No specific diet has been proven to treat autoimmune hepatitis. The NIDDK is clear on this point, and honesty requires stating it upfront. But a liver-supportive Mediterranean dietary pattern can reduce systemic inflammation, protect hepatocytes from further damage, and manage the secondary metabolic effects of prednisone and azathioprine. Silymarin (milk thistle) carries Grade B evidence for liver protection. NAC supports glutathione, the liver's primary antioxidant defense. And several commonly recommended supplements, including green tea extract and excess vitamin A, can actively worsen liver damage in AIH patients.
Can Diet Actually Help Autoimmune Hepatitis?
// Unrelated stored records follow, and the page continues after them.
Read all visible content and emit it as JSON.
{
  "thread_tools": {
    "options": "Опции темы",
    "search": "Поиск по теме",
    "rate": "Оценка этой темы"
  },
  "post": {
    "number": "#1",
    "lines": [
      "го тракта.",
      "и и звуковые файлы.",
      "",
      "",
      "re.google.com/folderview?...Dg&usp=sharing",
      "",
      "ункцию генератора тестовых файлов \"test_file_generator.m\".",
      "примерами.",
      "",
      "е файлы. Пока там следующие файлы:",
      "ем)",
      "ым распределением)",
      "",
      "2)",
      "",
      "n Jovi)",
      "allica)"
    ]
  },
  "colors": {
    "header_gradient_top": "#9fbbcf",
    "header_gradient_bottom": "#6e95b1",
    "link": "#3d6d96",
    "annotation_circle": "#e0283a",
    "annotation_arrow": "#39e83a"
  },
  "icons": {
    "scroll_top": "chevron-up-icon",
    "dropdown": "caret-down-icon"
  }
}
Diet does not cause AIH and cannot cure it. The condition results from immune system dysfunction targeting hepatocytes, and it requires immunosuppressive medication. That said, the liver is the body's central metabolic organ, and what you eat directly affects its regenerative capacity.
Three principles make dietary intervention meaningful in AIH. First, the liver requires adequate protein and micronutrients for hepatocyte regeneration. Second, reducing dietary sources of inflammation lightens the load on an already-stressed organ. Third, prednisone and azathioprine create secondary dietary needs that most hepatologists never address in detail.
Prednisone drives weight gain, insulin resistance, bone loss, and muscle wasting. Azathioprine can cause nausea and suppress appetite. A deliberate dietary strategy addresses both the disease and the treatment simultaneously.
The Mediterranean Diet Adapted for AIH
The Mediterranean dietary pattern has the strongest evidence for reducing inflammation across liver conditions. In non-alcoholic fatty liver disease (NAFLD), Mediterranean adherence improves hepatic steatosis and fibrosis markers. While no RCT has tested this pattern specifically in AIH, the biological rationale is strong: the same anti-inflammatory and hepatoprotective mechanisms apply.
The AIH adaptation requires three modifications. Protein intake should be higher than standard Mediterranean recommendations, at 1.2 to 1.5 grams per kilogram of body weight daily, to support hepatocyte regeneration. Fructose intake should be strictly limited because prednisone-induced insulin resistance amplifies fructose's contribution to hepatic fat accumulation. Iron-rich foods need moderation because iron overload compounds oxidative damage to already-inflamed hepatocytes.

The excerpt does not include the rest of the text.